The Black Swan came out in 2007 and was a best-seller before the Great Recession — an event that others began calling a Black Swan, although Taleb said it didn’t qualify. Rather, that downturn replays previous Black Swan events — including the 1982 bank failures, 1987 market crash, and 1998 collapse of Long-Term Capital Management — from which intelligent people persistently failed to learn. So-called financial experts with MBAs had lost fortunes betting that such Black Swans were so improbable that they could be ignored. According to Taleb, these empty suits persevered and suckered others into accepting their discredited models, only to have them fail yet again.

So how could this relate to Biglaw? After all, it has enjoyed a 30-year run as straightforward metrics — billings, billable hours, and associate/partner leverage ratios — enabled large firms to produce staggering wealth for their owners. Even as many positions disappeared and revenues remained flat or declined at some firms, average equity partner profits for the Am Law 100 continued to rise.

The dominant Biglaw model is working, right?

Only until a Black Swan appears. It would be presumptuous to predict its form or timing. Indeed, the Black Swan’s essence is its serendipity, coupled with its power. It strikes when overconfidence creates complacency and vigilance takes a vacation.

So for Biglaw, accepting conventional wisdom means following managers (few of whom are leaders — a crucial distinction) who focus on  supposedly proven metrics that have made them rich. They let free markets dictate decisions; they ignore things that don’t impact this year’s bottom-line; they watch their equity partner profits trees grow to the sky.

Where in all of this might Biglaw’s Black Swans lurk?

The candidates are too numerous for thoughtful consideration in a single article.
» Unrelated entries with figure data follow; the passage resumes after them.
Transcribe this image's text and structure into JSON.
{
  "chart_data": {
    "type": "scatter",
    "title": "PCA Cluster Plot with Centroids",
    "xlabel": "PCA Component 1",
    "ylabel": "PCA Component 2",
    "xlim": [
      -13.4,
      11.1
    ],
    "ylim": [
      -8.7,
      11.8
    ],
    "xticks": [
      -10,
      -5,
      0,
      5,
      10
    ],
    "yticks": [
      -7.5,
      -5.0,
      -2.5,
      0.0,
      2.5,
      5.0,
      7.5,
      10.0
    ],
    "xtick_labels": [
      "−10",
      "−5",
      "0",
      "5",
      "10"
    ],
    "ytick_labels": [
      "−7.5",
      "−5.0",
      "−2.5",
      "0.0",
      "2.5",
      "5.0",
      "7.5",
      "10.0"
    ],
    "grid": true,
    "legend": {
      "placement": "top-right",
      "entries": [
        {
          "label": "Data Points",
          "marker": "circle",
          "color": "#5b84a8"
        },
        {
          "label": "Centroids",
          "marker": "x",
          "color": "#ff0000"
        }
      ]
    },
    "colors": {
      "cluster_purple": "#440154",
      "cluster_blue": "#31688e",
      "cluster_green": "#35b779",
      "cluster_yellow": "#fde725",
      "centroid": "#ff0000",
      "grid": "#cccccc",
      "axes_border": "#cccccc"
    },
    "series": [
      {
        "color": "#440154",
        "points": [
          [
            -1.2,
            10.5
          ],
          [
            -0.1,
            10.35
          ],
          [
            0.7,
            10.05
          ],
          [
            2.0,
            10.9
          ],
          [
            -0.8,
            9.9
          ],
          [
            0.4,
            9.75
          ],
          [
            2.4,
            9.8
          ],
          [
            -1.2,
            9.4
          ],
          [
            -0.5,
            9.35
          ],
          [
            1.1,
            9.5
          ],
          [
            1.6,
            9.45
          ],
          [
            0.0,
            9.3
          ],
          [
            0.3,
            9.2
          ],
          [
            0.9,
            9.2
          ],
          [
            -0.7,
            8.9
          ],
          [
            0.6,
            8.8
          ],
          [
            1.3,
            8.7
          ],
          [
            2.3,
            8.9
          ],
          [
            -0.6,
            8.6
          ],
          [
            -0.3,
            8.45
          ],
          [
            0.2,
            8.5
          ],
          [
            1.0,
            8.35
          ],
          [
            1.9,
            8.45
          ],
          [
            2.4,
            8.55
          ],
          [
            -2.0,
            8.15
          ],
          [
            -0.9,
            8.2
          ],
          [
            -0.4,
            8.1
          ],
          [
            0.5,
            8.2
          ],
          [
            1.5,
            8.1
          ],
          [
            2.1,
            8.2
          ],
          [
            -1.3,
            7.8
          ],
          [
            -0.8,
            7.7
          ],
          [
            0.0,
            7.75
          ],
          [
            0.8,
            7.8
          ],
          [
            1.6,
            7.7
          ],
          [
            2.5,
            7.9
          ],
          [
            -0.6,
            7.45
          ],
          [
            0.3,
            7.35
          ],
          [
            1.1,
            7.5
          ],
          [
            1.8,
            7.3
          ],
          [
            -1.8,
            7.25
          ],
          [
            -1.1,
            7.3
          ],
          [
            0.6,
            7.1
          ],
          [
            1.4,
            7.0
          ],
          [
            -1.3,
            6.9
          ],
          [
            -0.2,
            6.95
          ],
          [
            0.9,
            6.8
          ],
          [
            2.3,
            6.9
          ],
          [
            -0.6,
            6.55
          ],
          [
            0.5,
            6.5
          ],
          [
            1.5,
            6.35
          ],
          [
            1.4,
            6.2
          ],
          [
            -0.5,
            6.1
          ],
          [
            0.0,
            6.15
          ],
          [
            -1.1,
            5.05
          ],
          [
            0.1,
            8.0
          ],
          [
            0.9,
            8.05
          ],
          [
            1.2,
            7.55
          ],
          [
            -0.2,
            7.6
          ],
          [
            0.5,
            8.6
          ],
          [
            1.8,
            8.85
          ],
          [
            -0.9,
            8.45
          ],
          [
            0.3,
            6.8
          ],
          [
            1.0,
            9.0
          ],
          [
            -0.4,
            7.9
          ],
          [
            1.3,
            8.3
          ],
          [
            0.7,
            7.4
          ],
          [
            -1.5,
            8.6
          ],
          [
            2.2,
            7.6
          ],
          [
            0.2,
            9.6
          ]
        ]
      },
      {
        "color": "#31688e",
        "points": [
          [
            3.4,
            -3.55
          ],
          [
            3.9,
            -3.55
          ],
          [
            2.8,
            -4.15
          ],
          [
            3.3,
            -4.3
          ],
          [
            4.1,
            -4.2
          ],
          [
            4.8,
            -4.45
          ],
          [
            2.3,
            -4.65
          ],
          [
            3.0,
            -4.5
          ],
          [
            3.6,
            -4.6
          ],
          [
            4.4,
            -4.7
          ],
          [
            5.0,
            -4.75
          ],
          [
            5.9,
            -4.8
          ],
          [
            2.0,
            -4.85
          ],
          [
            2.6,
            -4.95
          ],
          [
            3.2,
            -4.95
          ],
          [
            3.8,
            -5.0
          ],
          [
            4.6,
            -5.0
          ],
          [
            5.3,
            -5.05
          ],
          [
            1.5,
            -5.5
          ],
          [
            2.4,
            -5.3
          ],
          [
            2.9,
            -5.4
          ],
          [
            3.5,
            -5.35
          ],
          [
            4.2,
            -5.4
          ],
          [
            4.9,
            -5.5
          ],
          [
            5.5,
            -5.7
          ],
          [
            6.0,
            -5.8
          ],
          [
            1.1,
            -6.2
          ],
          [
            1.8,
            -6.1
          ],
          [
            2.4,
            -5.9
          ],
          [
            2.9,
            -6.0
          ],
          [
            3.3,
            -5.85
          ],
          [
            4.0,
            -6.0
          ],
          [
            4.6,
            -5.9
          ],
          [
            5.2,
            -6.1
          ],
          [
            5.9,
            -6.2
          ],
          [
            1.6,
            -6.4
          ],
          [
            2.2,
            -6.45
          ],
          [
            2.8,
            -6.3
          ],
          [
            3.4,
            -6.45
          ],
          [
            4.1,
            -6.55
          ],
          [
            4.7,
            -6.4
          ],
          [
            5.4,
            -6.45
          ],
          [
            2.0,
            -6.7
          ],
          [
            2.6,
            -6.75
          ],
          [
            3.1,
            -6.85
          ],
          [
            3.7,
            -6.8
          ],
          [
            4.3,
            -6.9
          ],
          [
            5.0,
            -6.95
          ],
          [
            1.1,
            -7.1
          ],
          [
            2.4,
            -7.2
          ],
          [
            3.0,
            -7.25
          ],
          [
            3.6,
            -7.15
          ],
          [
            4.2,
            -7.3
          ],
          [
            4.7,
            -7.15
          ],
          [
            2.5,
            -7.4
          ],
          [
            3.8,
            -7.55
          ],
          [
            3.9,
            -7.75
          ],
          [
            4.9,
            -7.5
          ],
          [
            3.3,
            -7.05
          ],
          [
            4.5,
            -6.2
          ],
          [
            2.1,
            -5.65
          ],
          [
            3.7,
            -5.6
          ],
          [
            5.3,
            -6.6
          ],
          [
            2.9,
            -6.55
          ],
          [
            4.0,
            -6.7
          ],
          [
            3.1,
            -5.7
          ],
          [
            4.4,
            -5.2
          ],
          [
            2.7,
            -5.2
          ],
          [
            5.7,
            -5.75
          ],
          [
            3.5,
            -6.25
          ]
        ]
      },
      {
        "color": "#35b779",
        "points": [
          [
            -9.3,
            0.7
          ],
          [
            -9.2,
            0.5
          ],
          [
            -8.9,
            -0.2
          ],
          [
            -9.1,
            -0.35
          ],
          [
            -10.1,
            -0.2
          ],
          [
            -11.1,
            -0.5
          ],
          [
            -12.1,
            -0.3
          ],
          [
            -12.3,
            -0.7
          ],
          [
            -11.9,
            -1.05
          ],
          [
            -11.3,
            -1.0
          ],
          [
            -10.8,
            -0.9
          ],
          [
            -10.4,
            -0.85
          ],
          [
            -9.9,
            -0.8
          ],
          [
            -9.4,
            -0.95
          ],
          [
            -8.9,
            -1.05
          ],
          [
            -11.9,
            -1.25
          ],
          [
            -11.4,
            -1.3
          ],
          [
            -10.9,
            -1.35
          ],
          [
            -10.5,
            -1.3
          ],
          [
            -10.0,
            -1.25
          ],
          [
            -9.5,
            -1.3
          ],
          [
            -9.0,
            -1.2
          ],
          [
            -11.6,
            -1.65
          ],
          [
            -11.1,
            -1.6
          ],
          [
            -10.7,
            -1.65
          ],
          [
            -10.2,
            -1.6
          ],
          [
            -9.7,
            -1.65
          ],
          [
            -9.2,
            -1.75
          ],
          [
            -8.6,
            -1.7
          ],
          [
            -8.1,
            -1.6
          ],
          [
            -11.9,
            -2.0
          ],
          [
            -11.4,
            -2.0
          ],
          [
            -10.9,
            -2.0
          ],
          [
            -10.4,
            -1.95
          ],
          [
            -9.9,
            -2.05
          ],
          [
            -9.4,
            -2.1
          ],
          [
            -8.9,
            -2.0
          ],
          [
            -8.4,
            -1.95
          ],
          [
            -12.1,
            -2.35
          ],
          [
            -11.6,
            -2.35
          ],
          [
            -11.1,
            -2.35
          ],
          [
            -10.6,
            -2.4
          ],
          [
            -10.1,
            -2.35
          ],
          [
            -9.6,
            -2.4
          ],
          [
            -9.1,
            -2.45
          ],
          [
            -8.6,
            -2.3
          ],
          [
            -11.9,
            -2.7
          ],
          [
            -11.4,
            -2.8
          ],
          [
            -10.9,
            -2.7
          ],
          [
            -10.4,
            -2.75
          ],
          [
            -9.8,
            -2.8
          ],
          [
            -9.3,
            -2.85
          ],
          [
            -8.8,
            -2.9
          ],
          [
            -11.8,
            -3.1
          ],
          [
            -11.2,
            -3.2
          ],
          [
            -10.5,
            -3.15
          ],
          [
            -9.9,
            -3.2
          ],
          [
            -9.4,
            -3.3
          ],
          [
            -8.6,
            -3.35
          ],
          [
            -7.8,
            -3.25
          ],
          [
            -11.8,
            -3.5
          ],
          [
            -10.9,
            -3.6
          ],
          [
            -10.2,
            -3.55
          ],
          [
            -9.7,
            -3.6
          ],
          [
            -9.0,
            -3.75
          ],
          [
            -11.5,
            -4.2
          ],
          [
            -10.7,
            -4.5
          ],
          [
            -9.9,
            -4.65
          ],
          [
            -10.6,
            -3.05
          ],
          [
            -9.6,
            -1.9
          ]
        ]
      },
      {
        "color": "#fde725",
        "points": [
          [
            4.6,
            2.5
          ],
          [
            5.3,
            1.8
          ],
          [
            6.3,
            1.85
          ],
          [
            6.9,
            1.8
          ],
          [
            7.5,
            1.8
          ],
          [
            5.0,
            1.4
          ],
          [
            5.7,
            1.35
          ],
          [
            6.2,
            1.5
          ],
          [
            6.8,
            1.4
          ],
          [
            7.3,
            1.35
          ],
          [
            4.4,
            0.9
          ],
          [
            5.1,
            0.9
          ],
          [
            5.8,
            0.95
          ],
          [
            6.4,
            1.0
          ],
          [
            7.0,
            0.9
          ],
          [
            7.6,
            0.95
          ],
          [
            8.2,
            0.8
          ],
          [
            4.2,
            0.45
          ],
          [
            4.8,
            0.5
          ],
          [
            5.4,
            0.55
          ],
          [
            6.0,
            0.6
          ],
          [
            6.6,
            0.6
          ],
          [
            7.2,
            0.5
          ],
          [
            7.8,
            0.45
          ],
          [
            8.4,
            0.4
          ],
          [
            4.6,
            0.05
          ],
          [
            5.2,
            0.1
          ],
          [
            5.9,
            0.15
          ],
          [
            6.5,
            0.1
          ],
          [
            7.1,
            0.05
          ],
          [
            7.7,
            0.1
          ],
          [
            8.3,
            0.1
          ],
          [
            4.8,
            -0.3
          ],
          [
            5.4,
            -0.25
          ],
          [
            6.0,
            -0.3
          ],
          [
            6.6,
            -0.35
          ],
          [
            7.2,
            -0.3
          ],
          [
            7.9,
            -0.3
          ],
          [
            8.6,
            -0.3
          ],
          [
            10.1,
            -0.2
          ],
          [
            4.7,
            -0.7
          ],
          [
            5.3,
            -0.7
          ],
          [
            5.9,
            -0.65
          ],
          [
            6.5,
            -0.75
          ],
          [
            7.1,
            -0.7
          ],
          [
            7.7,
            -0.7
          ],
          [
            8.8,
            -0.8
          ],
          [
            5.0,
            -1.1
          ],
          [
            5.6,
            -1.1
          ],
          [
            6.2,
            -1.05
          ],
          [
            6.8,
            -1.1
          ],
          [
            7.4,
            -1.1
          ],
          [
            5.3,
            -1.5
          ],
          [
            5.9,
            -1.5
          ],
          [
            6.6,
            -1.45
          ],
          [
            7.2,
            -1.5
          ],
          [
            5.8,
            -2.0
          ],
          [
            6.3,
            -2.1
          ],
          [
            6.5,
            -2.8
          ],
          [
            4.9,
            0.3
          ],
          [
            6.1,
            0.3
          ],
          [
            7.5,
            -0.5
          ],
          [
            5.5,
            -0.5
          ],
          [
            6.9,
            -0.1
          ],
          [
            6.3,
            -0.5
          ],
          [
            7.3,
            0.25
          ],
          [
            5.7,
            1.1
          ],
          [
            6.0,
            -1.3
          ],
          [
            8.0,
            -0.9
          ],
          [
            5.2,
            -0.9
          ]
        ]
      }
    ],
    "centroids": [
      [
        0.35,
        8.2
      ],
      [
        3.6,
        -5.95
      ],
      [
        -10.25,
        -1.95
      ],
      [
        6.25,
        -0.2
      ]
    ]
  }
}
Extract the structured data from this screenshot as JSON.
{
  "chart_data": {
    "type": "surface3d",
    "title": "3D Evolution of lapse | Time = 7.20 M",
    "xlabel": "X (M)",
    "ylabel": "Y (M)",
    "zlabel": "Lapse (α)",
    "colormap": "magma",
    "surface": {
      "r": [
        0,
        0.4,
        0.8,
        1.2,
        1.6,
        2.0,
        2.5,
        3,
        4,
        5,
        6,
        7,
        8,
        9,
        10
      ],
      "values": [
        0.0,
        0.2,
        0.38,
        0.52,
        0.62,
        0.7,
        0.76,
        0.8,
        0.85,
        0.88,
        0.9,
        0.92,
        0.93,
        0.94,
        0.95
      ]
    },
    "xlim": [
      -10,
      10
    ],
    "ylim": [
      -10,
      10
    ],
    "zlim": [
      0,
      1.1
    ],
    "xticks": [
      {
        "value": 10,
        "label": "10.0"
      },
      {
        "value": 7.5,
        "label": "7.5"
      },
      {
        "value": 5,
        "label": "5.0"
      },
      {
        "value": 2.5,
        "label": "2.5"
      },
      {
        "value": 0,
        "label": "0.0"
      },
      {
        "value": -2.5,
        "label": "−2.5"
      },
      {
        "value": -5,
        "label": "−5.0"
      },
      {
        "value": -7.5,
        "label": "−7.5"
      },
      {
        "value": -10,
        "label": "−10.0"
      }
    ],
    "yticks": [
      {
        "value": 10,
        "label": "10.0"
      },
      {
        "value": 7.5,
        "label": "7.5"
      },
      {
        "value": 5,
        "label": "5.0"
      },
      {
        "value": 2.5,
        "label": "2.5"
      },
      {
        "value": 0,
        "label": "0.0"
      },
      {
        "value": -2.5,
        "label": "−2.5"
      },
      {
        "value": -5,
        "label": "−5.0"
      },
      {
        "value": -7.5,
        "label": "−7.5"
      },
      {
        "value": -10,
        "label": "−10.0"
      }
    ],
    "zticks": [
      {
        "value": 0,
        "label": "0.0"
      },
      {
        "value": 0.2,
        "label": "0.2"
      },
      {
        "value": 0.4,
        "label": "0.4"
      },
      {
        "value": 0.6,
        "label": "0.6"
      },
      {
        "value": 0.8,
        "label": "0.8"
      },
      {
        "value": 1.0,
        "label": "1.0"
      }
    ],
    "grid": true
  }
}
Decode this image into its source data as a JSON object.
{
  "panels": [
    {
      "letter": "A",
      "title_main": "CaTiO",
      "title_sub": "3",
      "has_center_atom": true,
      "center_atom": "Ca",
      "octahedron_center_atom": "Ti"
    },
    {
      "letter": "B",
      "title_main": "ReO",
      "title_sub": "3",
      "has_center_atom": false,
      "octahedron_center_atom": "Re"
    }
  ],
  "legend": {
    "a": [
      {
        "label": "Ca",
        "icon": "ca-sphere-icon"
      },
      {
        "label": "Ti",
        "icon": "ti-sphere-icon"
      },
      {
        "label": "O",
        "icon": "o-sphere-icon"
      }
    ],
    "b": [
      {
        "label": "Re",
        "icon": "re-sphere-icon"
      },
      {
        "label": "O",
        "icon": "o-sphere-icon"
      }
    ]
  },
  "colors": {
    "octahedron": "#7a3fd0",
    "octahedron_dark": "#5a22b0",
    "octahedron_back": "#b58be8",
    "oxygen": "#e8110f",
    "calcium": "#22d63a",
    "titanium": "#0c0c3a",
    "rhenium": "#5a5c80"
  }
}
Some examples: increasing attorney dissatisfaction at all levels; client resistance to hourly billing regimes; the displacement of a professional ethos with business-school metrics aimed at short-term profit-maximization; prospective lawyers’ growing awareness of Biglaw’s darker side.

But many of us already know about these difficulties, which makes them less likely Black Swan candidates. Then again, the Black Swan need not come as a surprise to everyone. For too long, most Biglaw managers have been oblivious to the profession’s growing challenges; too many behave as if they still are. As Taleb notes, a well-fed turkey that becomes fatter as Thanksgiving approaches is amazed to encounter the ultimate Black Swan event — its slaughter. But the butcher always knew what was coming.

I’ll add one more to the list:

Australia has pioneered a new regulatory regime that allows outsiders — non-lawyers — to invest in private law firms. Some are now publicly traded. http://www.abanet.org/legaled/committees/Standards%20Review%20documents/AnthonyDavis.pdf

Lawyers in Great Britain have begun preparing to follow that lead when the Legal Services Act becomes effective next year.  http://www.law.com/jsp/law/international/LawArticleIntl.jsp?id=1202463691626

Could Biglaw’s ongoing transformation to a species of Big Business culminate in non-lawyer shareholders and boards? It’s a frightening prospect — but not so scary that equity partners are likely to forego the enormous short-term windfalls they’d reap from initial public offerings (IPOs) of their firms’ stock. Most view themselves as disproportionately responsible for their own success and will be content to let the next generations fend for themselves in a bleak professional landscape.

Could the same country that introduced the first black swan to the world be exporting something far more momentous?